John Douglas was beloved of all, for to all, no matter what their colour or creed, he offered his friendship. His faith in the future of Torres Strait was unshakable, and his admiration of nature's gifts to this region unbounded. To him everything was perfect, the mild and equable climate unequalled, the lovely prospects of island and sea unsurpassed, the varying types of humanity worthy of study in every way. In fact he clearly intimated in one of his lectures that he considered Torres Strait the modern counterpart of the old Garden of Eden, though Douglas himself must have recognised the presence of many a serpent. How different was his attitude from that of many living round these parts to-day, who regard themselves as exiles if separated from Collins Street or the Stock Exchange. To him, his islands and his sunny seas offered a thousand compensations for the strenuous life of cities, and be never scrupled to say so. Perhaps his faith in Thursday Island has not been wholly justified, but it remains as the ideal of a great and good man.
Around the islands, among the amiable, though frail-minded natives of Torres Strait, John Douglas was thoroughly at home. His sympathy, love of justice, and knowledge of the various people therein, made him a beloved visitor, and to-day his memory is carefully cherished on many a distant palm-clad island beyond the ken of most Queenslanders. Had it been possible to invite the island people in to do honour to his name on the day of the ceremony there would have been an instant response, and the gathering at the graveside swelled by many who regarded him almost as a god, and certainly as a dear personal friend.

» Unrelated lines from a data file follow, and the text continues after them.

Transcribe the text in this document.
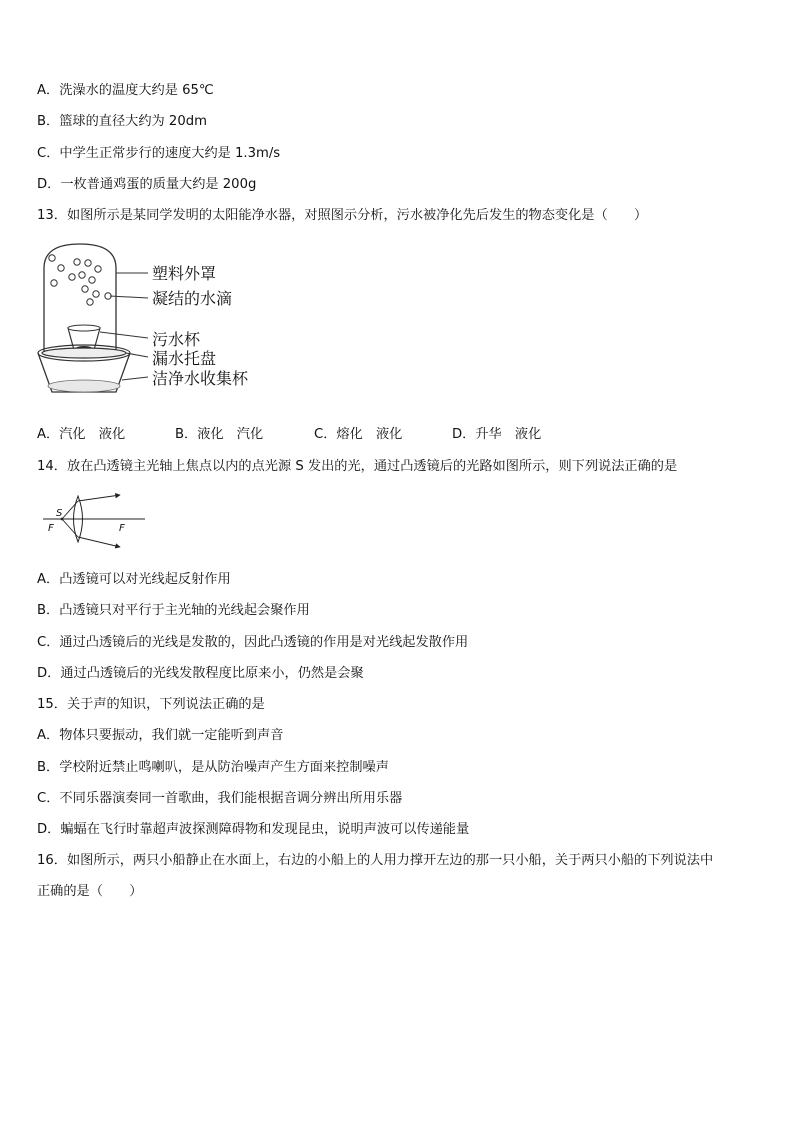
A．洗澡水的温度大约是 65℃
B．篮球的直径大约为 20dm
C．中学生正常步行的速度大约是 1.3m/s
D．一枚普通鸡蛋的质量大约是 200g
13．如图所示是某同学发明的太阳能净水器，对照图示分析，污水被净化先后发生的物态变化是（　　）
塑料外罩
凝结的水滴
污水杯
漏水托盘
洁净水收集杯
A．汽化　液化	B．液化　汽化	C．熔化　液化	D．升华　液化
14．放在凸透镜主光轴上焦点以内的点光源 S 发出的光，通过凸透镜后的光路如图所示，则下列说法正确的是
S
F	F
A．凸透镜可以对光线起反射作用
B．凸透镜只对平行于主光轴的光线起会聚作用
C．通过凸透镜后的光线是发散的，因此凸透镜的作用是对光线起发散作用
D．通过凸透镜后的光线发散程度比原来小，仍然是会聚
15．关于声的知识，下列说法正确的是
A．物体只要振动，我们就一定能听到声音
B．学校附近禁止鸣喇叭，是从防治噪声产生方面来控制噪声
C．不同乐器演奏同一首歌曲，我们能根据音调分辨出所用乐器
D．蝙蝠在飞行时靠超声波探测障碍物和发现昆虫，说明声波可以传递能量
16．如图所示，两只小船静止在水面上，右边的小船上的人用力撑开左边的那一只小船，关于两只小船的下列说法中
正确的是（　　）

The simple ceremony that marked the Douglas centenary, was inaugurated by the local branch of the Royal Geographical Society of Australasia, which recently organised the jubilee celebrations at Thursday Island. In spite of showery weather, a little band of citizens, including some island folk, gathered at the cemetery towards sundown, and placed wreaths and bunches of flowers at the foot of the tall granite column, which marks the grave. A short address by the Mayor of Thursday Island (Mr. A. Conan) was listened to with great interest, and this was followed by a service in the Douglas Memorial Chapel, conducted by the vicar of the parish (the Rev. F. W. Slade).
The number that attended was not large, but it was marked by a sincere wish to do honour to the grand old man, who was known personally to many who were there. Everyone must have noted and carried away in their minds the little sentence that is engraved on the column; "Write me as one who loves his fellow men" - and no truer epitaph on John Douglas' life "and character could have been chosen.